俺はじっと愛海の寝顔を見つめた。何かいい夢でも見ているのか、にへらーと笑う。半開きにした口から、糸のようなヨダレがツーッと流れてきた。
まったく百年の恋も冷めるとは、このことだ。顔が可愛いだけで、ドジで思い込みの激しい、どうしようもない女。俺ともあろうものが、こんなヤツに惚れてしまうとは。
生きているとき、俺は結婚詐欺師だった。
どんなにいい女でも、俺の目には獲物でしかなかった。自分の持てる力を尽くして挑む、命がけのゲーム。

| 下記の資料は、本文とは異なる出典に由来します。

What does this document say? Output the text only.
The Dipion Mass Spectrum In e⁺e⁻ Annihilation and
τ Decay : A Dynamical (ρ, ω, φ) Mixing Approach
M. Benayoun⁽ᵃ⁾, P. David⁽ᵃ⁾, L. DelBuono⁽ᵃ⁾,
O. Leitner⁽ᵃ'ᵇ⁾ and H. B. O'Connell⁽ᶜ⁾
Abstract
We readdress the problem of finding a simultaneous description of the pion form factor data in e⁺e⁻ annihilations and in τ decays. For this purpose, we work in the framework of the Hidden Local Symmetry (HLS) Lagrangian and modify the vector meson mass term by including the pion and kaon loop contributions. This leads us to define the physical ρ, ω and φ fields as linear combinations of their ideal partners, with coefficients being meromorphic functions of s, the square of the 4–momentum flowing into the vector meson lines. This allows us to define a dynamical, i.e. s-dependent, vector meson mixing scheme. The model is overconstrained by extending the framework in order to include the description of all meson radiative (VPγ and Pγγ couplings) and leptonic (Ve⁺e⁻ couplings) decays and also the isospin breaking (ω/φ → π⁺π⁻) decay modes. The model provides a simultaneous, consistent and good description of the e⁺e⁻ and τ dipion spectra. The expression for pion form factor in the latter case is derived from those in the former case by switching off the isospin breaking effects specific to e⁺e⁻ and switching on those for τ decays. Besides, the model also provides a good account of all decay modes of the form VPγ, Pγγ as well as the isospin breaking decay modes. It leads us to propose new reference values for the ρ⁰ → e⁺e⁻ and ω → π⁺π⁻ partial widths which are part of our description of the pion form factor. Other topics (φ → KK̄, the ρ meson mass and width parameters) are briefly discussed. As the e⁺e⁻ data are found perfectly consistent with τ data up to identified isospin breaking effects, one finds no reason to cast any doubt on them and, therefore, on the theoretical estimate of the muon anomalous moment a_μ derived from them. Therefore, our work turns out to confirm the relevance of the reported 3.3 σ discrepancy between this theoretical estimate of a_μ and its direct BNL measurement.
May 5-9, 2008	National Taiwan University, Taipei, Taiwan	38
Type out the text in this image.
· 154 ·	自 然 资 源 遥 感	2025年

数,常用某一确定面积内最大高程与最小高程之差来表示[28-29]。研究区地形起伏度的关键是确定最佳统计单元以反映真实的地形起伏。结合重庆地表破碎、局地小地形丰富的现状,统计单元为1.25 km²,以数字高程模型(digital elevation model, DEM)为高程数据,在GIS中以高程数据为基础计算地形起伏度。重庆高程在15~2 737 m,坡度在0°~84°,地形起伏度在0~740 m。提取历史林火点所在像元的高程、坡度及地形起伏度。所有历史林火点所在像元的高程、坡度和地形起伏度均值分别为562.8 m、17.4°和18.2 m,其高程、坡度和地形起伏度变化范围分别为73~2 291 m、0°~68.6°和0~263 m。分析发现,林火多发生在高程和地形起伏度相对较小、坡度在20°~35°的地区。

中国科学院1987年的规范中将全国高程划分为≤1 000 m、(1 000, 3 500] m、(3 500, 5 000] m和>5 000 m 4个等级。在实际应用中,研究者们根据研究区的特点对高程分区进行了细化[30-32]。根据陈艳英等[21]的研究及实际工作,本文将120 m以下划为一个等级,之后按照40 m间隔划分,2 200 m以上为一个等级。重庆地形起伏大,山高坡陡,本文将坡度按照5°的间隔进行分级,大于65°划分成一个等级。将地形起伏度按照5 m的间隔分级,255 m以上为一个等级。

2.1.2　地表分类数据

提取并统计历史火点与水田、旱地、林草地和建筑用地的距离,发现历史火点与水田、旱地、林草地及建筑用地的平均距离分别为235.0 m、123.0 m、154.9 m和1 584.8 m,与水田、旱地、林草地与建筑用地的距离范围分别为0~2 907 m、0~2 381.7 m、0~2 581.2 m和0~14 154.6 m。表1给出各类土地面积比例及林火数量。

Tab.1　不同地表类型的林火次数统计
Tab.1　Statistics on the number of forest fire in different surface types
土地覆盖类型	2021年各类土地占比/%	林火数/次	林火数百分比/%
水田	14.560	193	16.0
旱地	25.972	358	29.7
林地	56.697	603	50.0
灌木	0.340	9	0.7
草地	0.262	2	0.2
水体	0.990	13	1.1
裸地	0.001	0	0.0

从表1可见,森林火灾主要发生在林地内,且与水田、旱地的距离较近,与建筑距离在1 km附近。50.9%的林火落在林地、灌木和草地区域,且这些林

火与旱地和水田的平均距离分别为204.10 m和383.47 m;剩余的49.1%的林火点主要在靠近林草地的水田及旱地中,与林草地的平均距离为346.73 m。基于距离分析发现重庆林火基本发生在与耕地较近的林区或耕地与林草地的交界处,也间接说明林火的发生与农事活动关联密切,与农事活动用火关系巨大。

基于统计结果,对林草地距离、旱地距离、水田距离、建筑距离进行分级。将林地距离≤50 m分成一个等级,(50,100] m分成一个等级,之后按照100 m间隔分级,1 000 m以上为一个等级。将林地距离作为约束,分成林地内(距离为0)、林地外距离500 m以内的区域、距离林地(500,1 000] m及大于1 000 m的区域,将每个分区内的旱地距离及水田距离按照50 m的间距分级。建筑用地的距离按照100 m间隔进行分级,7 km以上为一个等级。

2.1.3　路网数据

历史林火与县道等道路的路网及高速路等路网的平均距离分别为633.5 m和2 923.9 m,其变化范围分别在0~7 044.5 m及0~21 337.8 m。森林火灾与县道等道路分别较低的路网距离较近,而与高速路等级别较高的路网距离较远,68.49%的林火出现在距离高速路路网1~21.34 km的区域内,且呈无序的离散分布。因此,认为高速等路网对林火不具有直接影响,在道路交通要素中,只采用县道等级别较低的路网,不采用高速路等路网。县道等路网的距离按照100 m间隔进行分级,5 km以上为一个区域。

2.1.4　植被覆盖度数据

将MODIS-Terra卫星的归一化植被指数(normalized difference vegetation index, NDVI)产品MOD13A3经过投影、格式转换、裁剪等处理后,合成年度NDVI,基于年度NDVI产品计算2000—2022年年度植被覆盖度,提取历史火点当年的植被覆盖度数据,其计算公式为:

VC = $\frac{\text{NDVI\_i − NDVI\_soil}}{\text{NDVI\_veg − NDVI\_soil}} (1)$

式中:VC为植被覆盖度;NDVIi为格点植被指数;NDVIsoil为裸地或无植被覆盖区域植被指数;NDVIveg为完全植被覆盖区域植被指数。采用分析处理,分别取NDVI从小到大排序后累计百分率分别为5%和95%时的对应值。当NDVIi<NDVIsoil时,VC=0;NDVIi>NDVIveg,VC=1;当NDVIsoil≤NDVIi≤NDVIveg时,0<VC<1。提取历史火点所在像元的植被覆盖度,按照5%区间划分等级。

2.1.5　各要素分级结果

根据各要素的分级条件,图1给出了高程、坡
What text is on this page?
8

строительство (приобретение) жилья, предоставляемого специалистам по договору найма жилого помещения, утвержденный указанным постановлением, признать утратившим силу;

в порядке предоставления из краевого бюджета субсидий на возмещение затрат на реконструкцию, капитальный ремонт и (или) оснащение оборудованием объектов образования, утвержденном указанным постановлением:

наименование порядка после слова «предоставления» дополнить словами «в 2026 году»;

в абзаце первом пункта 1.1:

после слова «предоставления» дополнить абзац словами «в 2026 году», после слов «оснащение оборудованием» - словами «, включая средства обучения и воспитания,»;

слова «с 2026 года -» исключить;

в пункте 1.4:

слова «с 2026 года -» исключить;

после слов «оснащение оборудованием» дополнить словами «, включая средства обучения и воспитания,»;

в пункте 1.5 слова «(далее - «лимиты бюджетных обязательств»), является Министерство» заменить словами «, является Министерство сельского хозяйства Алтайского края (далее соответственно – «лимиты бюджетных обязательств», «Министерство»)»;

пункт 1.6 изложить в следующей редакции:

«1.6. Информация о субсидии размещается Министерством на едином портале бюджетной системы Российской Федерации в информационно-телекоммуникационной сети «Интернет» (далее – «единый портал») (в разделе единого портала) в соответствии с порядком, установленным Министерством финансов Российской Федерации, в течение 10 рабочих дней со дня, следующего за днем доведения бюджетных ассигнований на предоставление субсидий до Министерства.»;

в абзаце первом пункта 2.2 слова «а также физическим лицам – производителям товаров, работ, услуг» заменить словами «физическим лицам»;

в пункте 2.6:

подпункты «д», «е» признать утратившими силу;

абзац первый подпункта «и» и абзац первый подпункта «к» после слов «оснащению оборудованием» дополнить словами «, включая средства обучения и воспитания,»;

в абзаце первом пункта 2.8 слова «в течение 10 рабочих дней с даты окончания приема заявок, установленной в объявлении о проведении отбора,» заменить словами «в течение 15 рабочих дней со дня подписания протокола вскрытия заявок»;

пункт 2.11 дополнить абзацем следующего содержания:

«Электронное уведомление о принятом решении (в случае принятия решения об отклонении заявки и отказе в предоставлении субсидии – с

けれど相手の心と金を奪い取ったとたんに興味を失ってしまう。
もしかすると、死んでしまってからはじめて、俺は本当の恋をしているのかもしれない。
神様というのがこの世にいるなら、なんて皮肉なことをするヤツだろう。
おっと、そんなことを考えている場合じゃねえ。
もうすぐ愛海が起きる時間だ。コーヒーを沸かしといてやらなきゃ。猫舌の愛海にとって、いれたてのコーヒーは熱すぎるのだ。
なんで、こんなことまでしてやらなきゃいけないんだか。まるで自分が、アラジンのランプの精にでもなったような気がする。